Scripture/Sermon of the Day.  April 30, 2023

1 Peter 2:18-21, 23-25  New Revised Standard Version

The Example of Christ’s Suffering

18 Slaves, be subject to your masters with all respect, not only those who are good and gentle but also those who are dishonest and harsh. 19 For it is a commendable thing if, being aware of God, a person endures pain while suffering unjustly. 20 If you endure when you are beaten for doing wrong, what credit is that? But if you endure when you do good and suffer for it, this is a commendable thing before God. 21 For to this you have been called, because Christ also suffered for you, leaving you an example, so that you should follow in his steps.
23 When he was abused, he did not return abuse; when he suffered, he did not threaten, but he entrusted himself to the one who judges justly. 24 He himself bore our sins in his body on the cross, so that, having died to sins, we might live for righteousness; by his wounds you have been healed. 25 For you were going astray like sheep, but now you have returned to the shepherd and guardian of your souls.

Reflection/Sermon:

I.      This letter of 1 Peter reminds me of my Greek uncle Renos who was like a father to me as I was growing up.  The advice he often gave sounded like it came from this letter. 

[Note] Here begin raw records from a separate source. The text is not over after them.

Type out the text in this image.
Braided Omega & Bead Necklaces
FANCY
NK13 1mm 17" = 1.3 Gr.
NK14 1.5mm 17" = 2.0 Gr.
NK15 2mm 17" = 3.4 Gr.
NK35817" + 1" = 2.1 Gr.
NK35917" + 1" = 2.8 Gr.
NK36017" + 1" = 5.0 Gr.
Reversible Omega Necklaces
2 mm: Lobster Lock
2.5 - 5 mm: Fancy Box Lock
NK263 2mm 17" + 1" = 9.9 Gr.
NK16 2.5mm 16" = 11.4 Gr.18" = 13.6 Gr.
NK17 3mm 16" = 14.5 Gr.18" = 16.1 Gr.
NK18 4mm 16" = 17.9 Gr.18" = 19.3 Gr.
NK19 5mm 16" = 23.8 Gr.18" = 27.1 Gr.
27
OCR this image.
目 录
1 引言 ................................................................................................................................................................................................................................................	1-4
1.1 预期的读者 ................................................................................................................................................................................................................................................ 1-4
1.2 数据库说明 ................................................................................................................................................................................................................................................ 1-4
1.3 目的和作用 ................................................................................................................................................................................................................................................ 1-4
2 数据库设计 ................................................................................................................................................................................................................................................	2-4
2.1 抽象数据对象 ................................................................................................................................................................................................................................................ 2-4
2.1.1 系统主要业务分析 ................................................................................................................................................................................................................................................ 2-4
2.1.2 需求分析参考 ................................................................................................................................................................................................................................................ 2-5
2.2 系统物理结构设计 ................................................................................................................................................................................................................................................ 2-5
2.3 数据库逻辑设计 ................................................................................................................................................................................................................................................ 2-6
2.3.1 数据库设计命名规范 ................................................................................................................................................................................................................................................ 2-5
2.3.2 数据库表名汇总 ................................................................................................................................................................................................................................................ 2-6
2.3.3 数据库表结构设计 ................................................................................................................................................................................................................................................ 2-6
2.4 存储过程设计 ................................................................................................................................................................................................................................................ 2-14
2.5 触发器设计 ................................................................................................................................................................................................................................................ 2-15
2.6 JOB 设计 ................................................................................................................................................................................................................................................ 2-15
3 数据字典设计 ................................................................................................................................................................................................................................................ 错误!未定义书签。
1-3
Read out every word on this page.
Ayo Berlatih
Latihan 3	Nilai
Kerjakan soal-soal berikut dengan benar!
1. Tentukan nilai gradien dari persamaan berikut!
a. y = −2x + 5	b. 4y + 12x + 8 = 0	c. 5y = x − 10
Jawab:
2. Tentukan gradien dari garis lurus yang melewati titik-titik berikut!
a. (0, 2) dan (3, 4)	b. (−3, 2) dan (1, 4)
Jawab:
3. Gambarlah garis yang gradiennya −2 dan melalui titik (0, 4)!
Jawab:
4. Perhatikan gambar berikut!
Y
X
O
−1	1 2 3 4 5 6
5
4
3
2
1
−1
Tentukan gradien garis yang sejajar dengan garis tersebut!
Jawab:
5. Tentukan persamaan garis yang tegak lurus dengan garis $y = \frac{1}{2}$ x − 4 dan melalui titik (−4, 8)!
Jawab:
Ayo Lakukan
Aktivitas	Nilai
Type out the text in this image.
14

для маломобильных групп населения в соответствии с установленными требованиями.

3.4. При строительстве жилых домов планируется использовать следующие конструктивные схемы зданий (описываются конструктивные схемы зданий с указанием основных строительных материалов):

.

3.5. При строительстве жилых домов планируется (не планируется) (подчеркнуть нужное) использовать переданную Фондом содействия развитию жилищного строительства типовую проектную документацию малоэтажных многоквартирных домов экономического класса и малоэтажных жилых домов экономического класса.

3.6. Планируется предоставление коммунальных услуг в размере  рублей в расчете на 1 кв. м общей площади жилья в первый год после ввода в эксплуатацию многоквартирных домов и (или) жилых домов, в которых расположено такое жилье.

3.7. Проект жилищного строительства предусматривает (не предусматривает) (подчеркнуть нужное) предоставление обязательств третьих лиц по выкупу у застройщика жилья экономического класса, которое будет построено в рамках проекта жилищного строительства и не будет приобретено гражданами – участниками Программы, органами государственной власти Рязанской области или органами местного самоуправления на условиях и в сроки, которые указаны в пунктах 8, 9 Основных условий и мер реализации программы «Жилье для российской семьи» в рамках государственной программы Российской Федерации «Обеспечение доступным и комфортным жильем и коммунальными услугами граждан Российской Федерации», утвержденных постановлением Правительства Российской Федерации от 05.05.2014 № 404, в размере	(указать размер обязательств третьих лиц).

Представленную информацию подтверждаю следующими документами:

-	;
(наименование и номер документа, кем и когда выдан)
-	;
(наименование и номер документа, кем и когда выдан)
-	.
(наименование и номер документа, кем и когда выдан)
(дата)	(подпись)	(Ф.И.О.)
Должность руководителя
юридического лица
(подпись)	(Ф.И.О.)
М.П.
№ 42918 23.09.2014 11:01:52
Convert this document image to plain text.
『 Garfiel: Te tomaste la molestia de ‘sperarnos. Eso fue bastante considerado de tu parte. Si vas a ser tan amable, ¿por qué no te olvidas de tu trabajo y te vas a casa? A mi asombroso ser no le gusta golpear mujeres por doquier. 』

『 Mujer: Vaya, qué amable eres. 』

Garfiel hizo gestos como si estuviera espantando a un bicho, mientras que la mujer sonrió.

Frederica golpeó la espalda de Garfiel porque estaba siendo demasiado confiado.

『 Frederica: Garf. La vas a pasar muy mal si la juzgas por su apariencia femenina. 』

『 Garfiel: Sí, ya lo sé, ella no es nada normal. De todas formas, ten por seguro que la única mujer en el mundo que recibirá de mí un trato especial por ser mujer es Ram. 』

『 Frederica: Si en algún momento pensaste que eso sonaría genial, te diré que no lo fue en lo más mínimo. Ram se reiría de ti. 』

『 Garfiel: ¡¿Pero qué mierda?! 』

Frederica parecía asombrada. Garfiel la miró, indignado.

II.     The translation in the bulletin is from a version of the Bible called “The Message.”  But many other translations don’t use the word “servant” but “slave.”

Listen to verse 18 again translated from the New Revised Standard Version of the Bible: “Slaves, be subject to your masters with all respect, not only those who are good and gentle but also those who are dishonest and harsh.”

The next chapter says, “Wives, in the same way (as with slaves), accept the authority of your husbands, so that even if they do not obey the word, you may win them over by the purity and reverence of your lives.  Do not adorn yourselves by braiding your hair or wearing jewelry or fine clothing — but let your adornment be the beauty of a gentle and quiet spirit.

III.    The author of 1 Peter was a product of a patriarchal society and did not want to upset the established order.  So he told women to listen to their husbands even if he was abusive.  He told slaves it was commendable if they thought of God while they endured their unjust treatment.

IV.     When we read passages like this, we need to go to the gospels for perspective.  Jesus treated women like Mary Magdalene and the Samaritan woman at the well — and the Canaanite woman — as equals.  He engaged them in honest conversation, and each of them were regarded by the Jewish “authorities” as untouchables and people who respectable Jewish men should avoid.  When the woman was about to be stoned to death by a group of angry men, Jesus didn’t tell her to be brave and accept it.  He told the men not to worry about the woman’s sin — but to look at their own.

V.      When slavery was legal in America, slave masters used this letter from Peter to justify their cruel and inhumane treatment of the enslaved people they owned. 

And people like my father and uncle who were raised in Greek families, my uncle who advised me probably when I was in High School:  “The man is the head of the house, and what he says is the law.  And if he gives an order to his wife or children and they ask “Why?” — all he has to say is, “Because I said so.”  You do not need to explain.

VI.      So why do we read passages like this still?  And why was it in the lectionary for today?  Because of verse 25, which says:

25"For you were going astray like sheep, but now you have returned to the shepherd and guardian of your souls."

The theme of all the readings today is Jesus Christ as the good shepherd.  We don’t follow Peter, or Paul, or the man who wrote this letter.  We follow Jesus.  So when we read something from the Old Testament, or other parts of the New Testament, we need to keep going to the gospels and seeing what Jesus said and did.  In his encounter with the Roman Centurion, Jesus was the servant of the Centurion’s slave.  Think of that — Jesus was a servant of a slave — he healed a slave.  He was the servant of lepers.  Jesus served the women he encountered — the Canaanite woman, the Samaritan woman, the thousands of women he fed when he multiplied the loaves and fish. 

And if you really want to see who the boss was in his family, look at the dynamics between Jesus and his mother at the wedding at Cana.  It was Mary who gave the orders.  Jesus just looked at her, probably sighed and said, “Woman — it’s not my time to be helping at weddings!”  But he did what she said.

When we read the gospels we see —IN EVERYTHING JESUS DID, LOVE GUIDED HIM.  That’s the lesson we can take from 1 Peter, and all the other interpreters. 
In our encounters with God and with our family members, and strangers and even our enemies, love, Jesus taught, must be our guide.